An Emergent Emergency
I keep hearing “emergent situation” or similar phrases used in place of “emergency”. This is incorrect; “emergent” means something like “coming into existence” or “coming into view” and does not, by itself, imply urgency or crisis. Although before taking to my blog in anger I had only heard this usage rather than seen it in print, a quick visit to the search engines reveals the poisonous weed taking root in (where else?) the offices of state bureaucrats and educationists. In the New Jersey Administrative Code, Chapter 53B (Jursidictional Assignments for Railroad Overhead Bridges), we find the phrase explicitly defined thus:
"Emergent situation" means a sudden, urgent, or unexpected occurrence or occasion that interferes with the free and safe movement of traffic over a railroad overhead bridge, which requires immediate action.
This same production informs us also of the possibility of “emergent bridge repairs”, whatever that means. Are the repairs emerging in some way? Is the bridge?
Or consider a collective bargaining agreement between the Stanwood-Camano School District of the state of the Washington and its staff, represented by a local chapter of the Service Employees International Union. It's signed by the employees rather than the district, so I suppose we have the teachers themselves to blame. Like the state of New Jersey the educators of Stanwood-Camano offer an explicit, and wrong, definition of “emergent situation” as well as considering what to do when a “change is emergent in nature” by which they mean an urgent change rather than a novel one.

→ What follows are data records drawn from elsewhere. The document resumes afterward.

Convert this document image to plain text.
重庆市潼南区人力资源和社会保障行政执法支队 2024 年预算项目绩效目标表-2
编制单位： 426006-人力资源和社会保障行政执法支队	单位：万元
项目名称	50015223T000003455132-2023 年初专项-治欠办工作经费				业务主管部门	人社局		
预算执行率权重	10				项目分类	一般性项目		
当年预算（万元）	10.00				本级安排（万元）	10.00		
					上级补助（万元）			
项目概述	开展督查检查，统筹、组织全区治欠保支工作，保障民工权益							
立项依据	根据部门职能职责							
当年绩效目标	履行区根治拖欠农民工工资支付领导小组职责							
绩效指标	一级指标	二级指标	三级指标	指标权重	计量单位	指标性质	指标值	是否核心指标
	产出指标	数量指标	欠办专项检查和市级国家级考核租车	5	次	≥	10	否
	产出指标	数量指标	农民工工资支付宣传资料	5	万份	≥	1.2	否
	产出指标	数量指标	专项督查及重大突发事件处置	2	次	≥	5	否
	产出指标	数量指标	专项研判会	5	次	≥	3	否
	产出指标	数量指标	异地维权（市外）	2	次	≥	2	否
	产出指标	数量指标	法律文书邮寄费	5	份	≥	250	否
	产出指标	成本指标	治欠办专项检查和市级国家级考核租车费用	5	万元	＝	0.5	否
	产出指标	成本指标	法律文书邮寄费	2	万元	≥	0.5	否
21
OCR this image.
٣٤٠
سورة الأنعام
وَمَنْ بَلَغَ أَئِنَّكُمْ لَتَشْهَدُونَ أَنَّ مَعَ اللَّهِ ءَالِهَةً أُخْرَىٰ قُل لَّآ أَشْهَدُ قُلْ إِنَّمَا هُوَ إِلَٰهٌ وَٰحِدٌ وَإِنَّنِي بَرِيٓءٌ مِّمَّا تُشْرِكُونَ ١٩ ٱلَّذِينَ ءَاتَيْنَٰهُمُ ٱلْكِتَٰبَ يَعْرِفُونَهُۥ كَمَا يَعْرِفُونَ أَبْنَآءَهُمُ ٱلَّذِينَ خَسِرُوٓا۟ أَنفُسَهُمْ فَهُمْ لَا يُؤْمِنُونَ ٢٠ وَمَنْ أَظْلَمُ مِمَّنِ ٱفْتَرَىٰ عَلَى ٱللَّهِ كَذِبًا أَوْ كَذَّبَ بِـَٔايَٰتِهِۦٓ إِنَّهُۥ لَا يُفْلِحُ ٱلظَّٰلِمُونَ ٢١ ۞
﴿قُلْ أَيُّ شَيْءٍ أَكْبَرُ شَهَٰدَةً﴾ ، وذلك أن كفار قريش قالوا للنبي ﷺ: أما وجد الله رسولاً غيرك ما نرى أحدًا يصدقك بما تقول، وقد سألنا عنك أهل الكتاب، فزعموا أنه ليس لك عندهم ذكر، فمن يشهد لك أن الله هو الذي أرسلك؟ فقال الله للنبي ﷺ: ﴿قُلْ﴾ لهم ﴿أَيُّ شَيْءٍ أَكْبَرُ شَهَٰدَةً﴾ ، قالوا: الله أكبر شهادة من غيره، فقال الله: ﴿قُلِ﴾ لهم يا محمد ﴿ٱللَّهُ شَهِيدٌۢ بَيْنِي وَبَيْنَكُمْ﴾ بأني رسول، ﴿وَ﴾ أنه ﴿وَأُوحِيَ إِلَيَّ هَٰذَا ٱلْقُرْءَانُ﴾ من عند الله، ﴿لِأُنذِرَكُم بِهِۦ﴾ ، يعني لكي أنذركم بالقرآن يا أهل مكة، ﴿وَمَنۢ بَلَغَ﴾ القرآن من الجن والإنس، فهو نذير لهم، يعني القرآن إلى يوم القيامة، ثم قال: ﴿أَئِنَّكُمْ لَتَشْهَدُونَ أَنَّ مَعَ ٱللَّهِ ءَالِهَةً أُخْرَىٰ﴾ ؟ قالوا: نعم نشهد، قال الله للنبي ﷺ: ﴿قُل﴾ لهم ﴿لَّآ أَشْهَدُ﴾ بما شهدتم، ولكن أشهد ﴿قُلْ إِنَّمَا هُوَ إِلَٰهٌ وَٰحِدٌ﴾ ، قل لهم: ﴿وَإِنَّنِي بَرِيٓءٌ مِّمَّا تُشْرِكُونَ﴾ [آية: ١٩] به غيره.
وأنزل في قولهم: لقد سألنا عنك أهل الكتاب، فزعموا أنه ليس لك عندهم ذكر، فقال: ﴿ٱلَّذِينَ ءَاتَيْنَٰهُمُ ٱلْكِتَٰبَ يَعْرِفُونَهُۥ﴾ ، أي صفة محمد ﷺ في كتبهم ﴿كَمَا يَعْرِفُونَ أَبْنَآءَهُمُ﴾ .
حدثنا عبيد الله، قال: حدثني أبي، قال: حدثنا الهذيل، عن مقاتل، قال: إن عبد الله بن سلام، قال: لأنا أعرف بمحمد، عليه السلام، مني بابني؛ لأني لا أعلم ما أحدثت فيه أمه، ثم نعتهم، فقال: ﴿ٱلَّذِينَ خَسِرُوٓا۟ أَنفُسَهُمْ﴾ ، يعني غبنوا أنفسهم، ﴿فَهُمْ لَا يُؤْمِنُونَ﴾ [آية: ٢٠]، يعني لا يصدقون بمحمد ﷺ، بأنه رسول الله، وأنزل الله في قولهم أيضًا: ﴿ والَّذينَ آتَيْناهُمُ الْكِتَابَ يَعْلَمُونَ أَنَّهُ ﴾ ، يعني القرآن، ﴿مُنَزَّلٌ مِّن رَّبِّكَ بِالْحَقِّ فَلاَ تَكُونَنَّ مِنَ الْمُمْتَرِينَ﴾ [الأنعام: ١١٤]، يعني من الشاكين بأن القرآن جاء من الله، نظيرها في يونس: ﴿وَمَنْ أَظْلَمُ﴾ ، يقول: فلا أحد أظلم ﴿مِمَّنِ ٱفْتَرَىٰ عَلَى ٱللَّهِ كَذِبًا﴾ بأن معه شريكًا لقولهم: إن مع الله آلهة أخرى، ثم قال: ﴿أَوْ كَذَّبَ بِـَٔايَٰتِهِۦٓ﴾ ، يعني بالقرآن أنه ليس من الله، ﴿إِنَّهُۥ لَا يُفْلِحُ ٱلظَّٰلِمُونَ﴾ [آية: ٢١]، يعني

A forgivable reason for this mistake is the idea that “emergent” is the adjective form of “emergency”; as Professor Paul Brians of Washington State University explains, this is unecessary as “emergency” is an adjective as well as a noun. It's also possible that users want to sound smarter than they are (two words for the price of one!) or want to euphemistically soften the scary-sounding “emergency” with the softer “emergent situation”. These are bad reasons; if you find yourself reaching for this phrase, examine your heart. And stop doing it!